The Lost Gospel of Mary: The Mother of Jesus in Three Ancient Texts
© 2012 Frederica Mathewes-Green
178 pages
We are presently in the season of Advent, an ideal time to take a look at a question of mine: how do the Orthodox approach Mary? I know she’s held in some regard in the Orthodox traditions, because I’ve heard an exquisitely beautiful canon devoted to her. Frederica Mathews-Greene has been my guide to the Orthodox before, so I began this with great interest and was not disappointed. It is not a full book on Mary; instead, it introduces three ‘texts’ — a Gospel of Mary, a 3rd century prayer, and a similarly ancient hymn — that indicate that Marian devotion is not a not western Catholic novelty, but rather part of the early Christian experience which later became exaggerated or ignored altogether by later traditions. Mathewes-Green joins these materials together with historical and theological commentary, after a clarifying introduction which reveals this Gospel was not “lost”, but simply unknown to the western church.

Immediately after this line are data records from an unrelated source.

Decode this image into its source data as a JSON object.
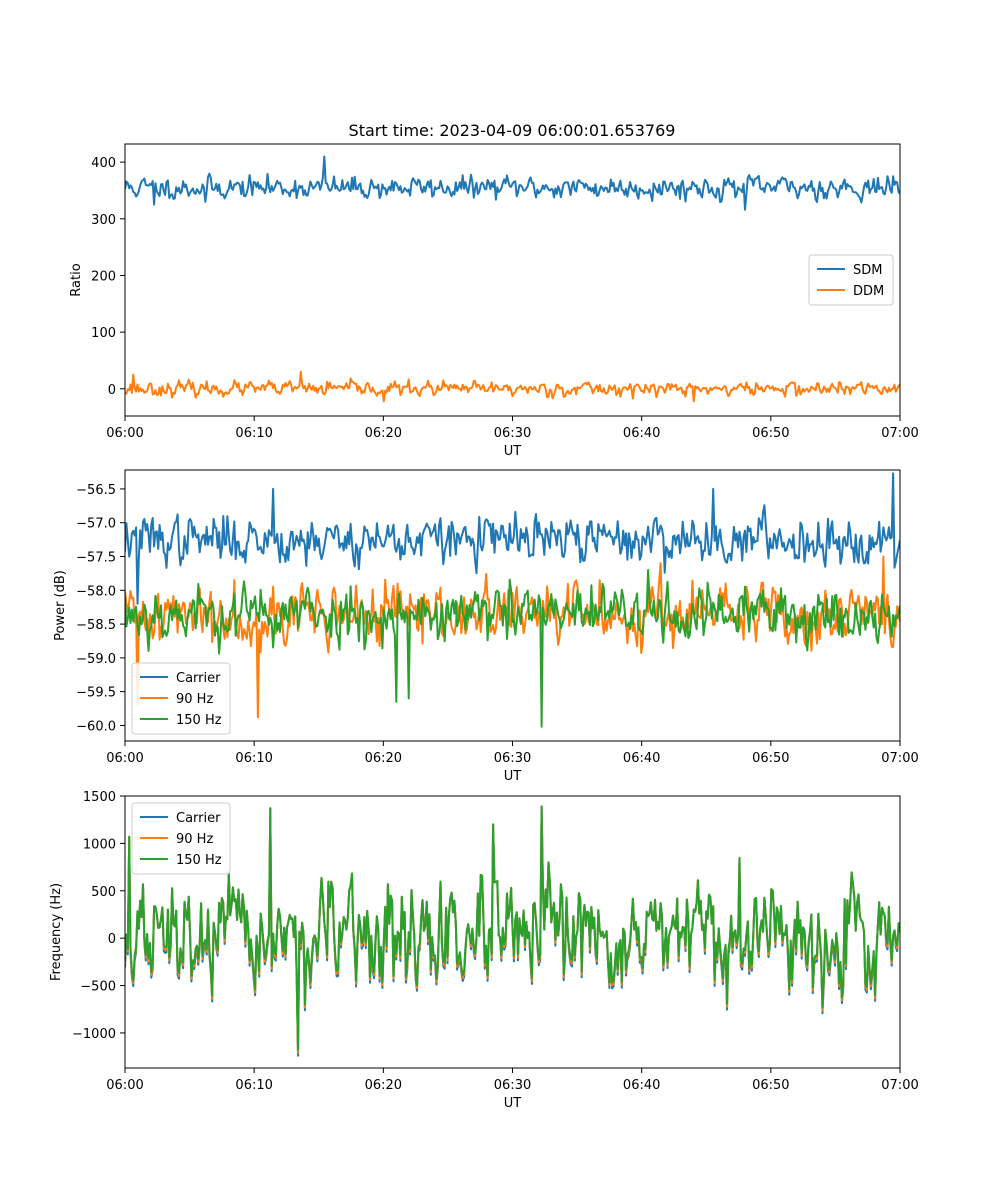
{
  "figure": {
    "title": "Start time: 2023-04-09 06:00:01.653769"
  },
  "colors": {
    "blue": "#1f77b4",
    "orange": "#ff7f0e",
    "green": "#2ca02c"
  },
  "chart_data": [
    {
      "type": "line",
      "id": "ratio",
      "xlabel": "UT",
      "ylabel": "Ratio",
      "xlim": [
        0,
        60
      ],
      "ylim": [
        -48,
        432
      ],
      "xticks": [
        0,
        10,
        20,
        30,
        40,
        50,
        60
      ],
      "xtick_labels": [
        "06:00",
        "06:10",
        "06:20",
        "06:30",
        "06:40",
        "06:50",
        "07:00"
      ],
      "yticks": [
        0,
        100,
        200,
        300,
        400
      ],
      "ytick_labels": [
        "0",
        "100",
        "200",
        "300",
        "400"
      ],
      "legend_position": "center-right",
      "series": [
        {
          "name": "SDM",
          "color": "#1f77b4",
          "base": 355,
          "noise": 14,
          "seed": 11,
          "spikes": [
            [
              15.4,
              410
            ],
            [
              6.2,
              330
            ],
            [
              2.3,
              325
            ],
            [
              48.0,
              316
            ]
          ]
        },
        {
          "name": "DDM",
          "color": "#ff7f0e",
          "base": 0,
          "noise": 9,
          "seed": 23,
          "spikes": [
            [
              13.6,
              30
            ],
            [
              0.6,
              25
            ],
            [
              20.0,
              -22
            ],
            [
              44.0,
              -22
            ]
          ]
        }
      ]
    },
    {
      "type": "line",
      "id": "power",
      "xlabel": "UT",
      "ylabel": "Power (dB)",
      "xlim": [
        0,
        60
      ],
      "ylim": [
        -60.23,
        -56.22
      ],
      "xticks": [
        0,
        10,
        20,
        30,
        40,
        50,
        60
      ],
      "xtick_labels": [
        "06:00",
        "06:10",
        "06:20",
        "06:30",
        "06:40",
        "06:50",
        "07:00"
      ],
      "yticks": [
        -60.0,
        -59.5,
        -59.0,
        -58.5,
        -58.0,
        -57.5,
        -57.0,
        -56.5
      ],
      "ytick_labels": [
        "−60.0",
        "−59.5",
        "−59.0",
        "−58.5",
        "−58.0",
        "−57.5",
        "−57.0",
        "−56.5"
      ],
      "legend_position": "lower-left",
      "series": [
        {
          "name": "Carrier",
          "color": "#1f77b4",
          "base": -57.25,
          "noise": 0.25,
          "seed": 37,
          "spikes": [
            [
              59.5,
              -56.27
            ],
            [
              11.5,
              -56.5
            ],
            [
              45.5,
              -56.5
            ],
            [
              1.0,
              -58.2
            ]
          ]
        },
        {
          "name": "90 Hz",
          "color": "#ff7f0e",
          "base": -58.35,
          "noise": 0.32,
          "seed": 41,
          "spikes": [
            [
              10.3,
              -59.88
            ],
            [
              1.0,
              -59.7
            ],
            [
              41.5,
              -57.6
            ],
            [
              58.7,
              -57.5
            ]
          ]
        },
        {
          "name": "150 Hz",
          "color": "#2ca02c",
          "base": -58.35,
          "noise": 0.3,
          "seed": 53,
          "spikes": [
            [
              32.3,
              -60.02
            ],
            [
              21.0,
              -59.65
            ],
            [
              22.0,
              -59.6
            ],
            [
              40.5,
              -57.7
            ]
          ]
        }
      ]
    },
    {
      "type": "line",
      "id": "frequency",
      "xlabel": "UT",
      "ylabel": "Frequency (Hz)",
      "xlim": [
        0,
        60
      ],
      "ylim": [
        -1370,
        1500
      ],
      "xticks": [
        0,
        10,
        20,
        30,
        40,
        50,
        60
      ],
      "xtick_labels": [
        "06:00",
        "06:10",
        "06:20",
        "06:30",
        "06:40",
        "06:50",
        "07:00"
      ],
      "yticks": [
        -1000,
        -500,
        0,
        500,
        1000,
        1500
      ],
      "ytick_labels": [
        "−1000",
        "−500",
        "0",
        "500",
        "1000",
        "1500"
      ],
      "legend_position": "upper-left",
      "series": [
        {
          "name": "Carrier",
          "color": "#1f77b4",
          "base": 0,
          "noise": 380,
          "seed": 67,
          "offset": -60,
          "spikes": [
            [
              13.4,
              -1240
            ],
            [
              11.2,
              1370
            ],
            [
              32.3,
              1390
            ],
            [
              28.5,
              1200
            ],
            [
              0.3,
              1070
            ]
          ]
        },
        {
          "name": "90 Hz",
          "color": "#ff7f0e",
          "base": 0,
          "noise": 380,
          "seed": 67,
          "offset": -30,
          "spikes": [
            [
              13.4,
              -1210
            ],
            [
              11.2,
              1370
            ],
            [
              32.3,
              1390
            ],
            [
              28.5,
              1200
            ],
            [
              0.3,
              1070
            ]
          ]
        },
        {
          "name": "150 Hz",
          "color": "#2ca02c",
          "base": 0,
          "noise": 380,
          "seed": 67,
          "offset": 0,
          "spikes": [
            [
              13.4,
              -1180
            ],
            [
              11.2,
              1370
            ],
            [
              32.3,
              1390
            ],
            [
              28.5,
              1200
            ],
            [
              0.3,
              1070
            ]
          ]
        }
      ]
    }
  ]
}
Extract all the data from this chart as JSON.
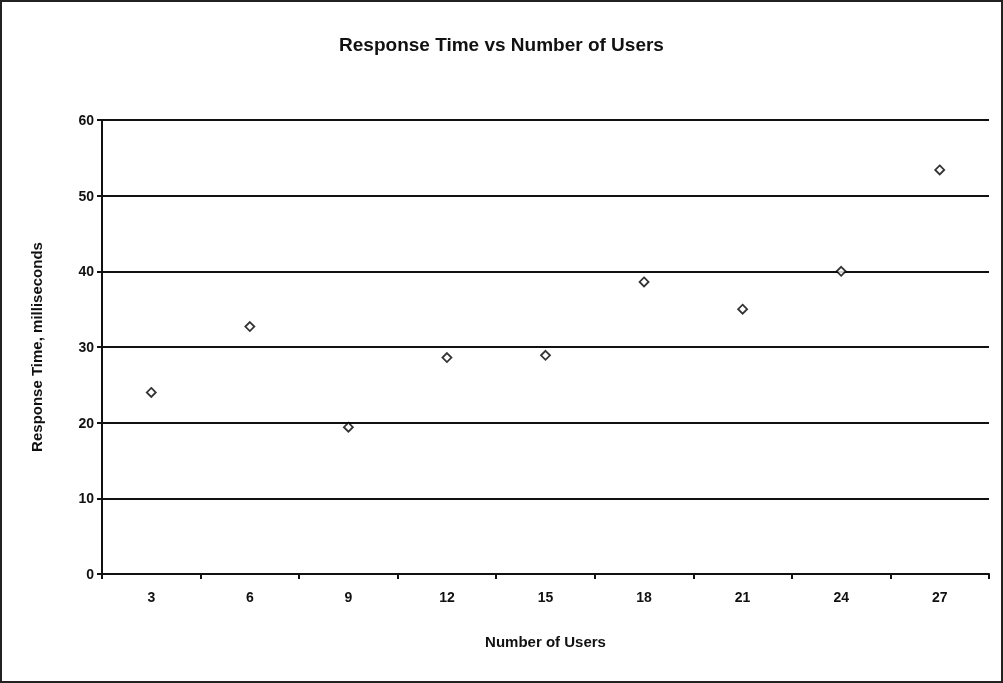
{
  "chart_data": {
    "type": "scatter",
    "title": "Response Time vs Number of Users",
    "xlabel": "Number of Users",
    "ylabel": "Response Time, milliseconds",
    "categories": [
      "3",
      "6",
      "9",
      "12",
      "15",
      "18",
      "21",
      "24",
      "27"
    ],
    "series": [
      {
        "color": "#000000",
        "values": [
          24,
          32.7,
          19.4,
          28.6,
          28.9,
          38.6,
          35,
          40,
          53.4
        ]
      }
    ],
    "ylim": [
      0,
      60
    ],
    "yticks": [
      0,
      10,
      20,
      30,
      40,
      50,
      60
    ],
    "grid": "y",
    "marker": "diamond"
  }
}
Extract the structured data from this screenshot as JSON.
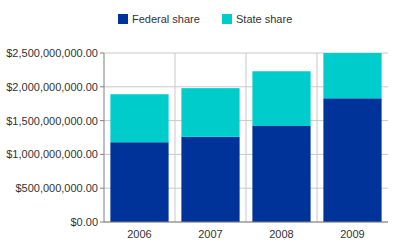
{
  "chart_data": {
    "type": "bar",
    "stacked": true,
    "grid": true,
    "legend": "top",
    "categories": [
      "2006",
      "2007",
      "2008",
      "2009"
    ],
    "series": [
      {
        "name": "Federal share",
        "color": "#003399",
        "values": [
          1180000000,
          1260000000,
          1420000000,
          1830000000
        ]
      },
      {
        "name": "State share",
        "color": "#00cccc",
        "values": [
          710000000,
          720000000,
          810000000,
          670000000
        ]
      }
    ],
    "ylim": [
      0,
      2500000000
    ],
    "yticks": [
      {
        "value": 0,
        "label": "$0.00"
      },
      {
        "value": 500000000,
        "label": "$500,000,000.00"
      },
      {
        "value": 1000000000,
        "label": "$1,000,000,000.00"
      },
      {
        "value": 1500000000,
        "label": "$1,500,000,000.00"
      },
      {
        "value": 2000000000,
        "label": "$2,000,000,000.00"
      },
      {
        "value": 2500000000,
        "label": "$2,500,000,000.00"
      }
    ]
  }
}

The Gospel of Mary has the most substance, so I’ll render a quick precis: Mary is born after her aging parents, remorseful about their lack of progeny, pledge any child born to God’s service. Mary is born and enters the service of the Temple at age three, working there until she nears puberty at which point the priests are commanded by God to summon the area’s widowers to the temple. Joseph is among that number, and is barked by a dove to be her husband. Although he has second thoughts when she confesses that’s she’s pregnant, a dream of God assures him that all is well, and he stands by her when the community tries them for sin. They survive the trial, and enroute to Bethlehem for the tax business, Mary gives birth in a cave. Jesus is then hidden in an ox manger from King Herod, who was warned that the king of the Jews had just been born. His cousin John the Baptist is hidden in a mountain, while John’s father is murdered for refusing to say anything.
There are several parallels in the Gospel of Mary to other stories Christians would be familiar with; a midwife not believing Mary’s virginity until she’d personally tested it with her hands recalls Thomas’ doubt in the Resurrection stories, and Frederica points out that a shrouded baby in a cave carries far more meaning when the reader looks ahead to see that same body, again shrouded, again in a cave some thirty-three years later. As much as I value learning how old Mary’s place among Christian devotion is — regarding her with protective affection, then as an elder sister — I also enjoyed Mathews-Green’s commentary in general.
I was thinking of accompanying this with Brad Pitre’s Jesus and the Jewish Roots of Mary, but at the moment I’m more focused on Brothers Karamazov. Perhaps next year..
Interesting, I hadn’t even heard of this one! I’ve only recently started reading the apocrypha… they do give insight on what people were thinking back then. Might read this next year with my other Orthodox-related reading…
I only encountered it while looking for Orthodox books on Mary — I’d planned to read one Catholic, one Orthodox. Not sure what I was thinking with the Brothers Karamazov sitting there. :p
Good luck with your Orthodox series! They and their music are fascinating.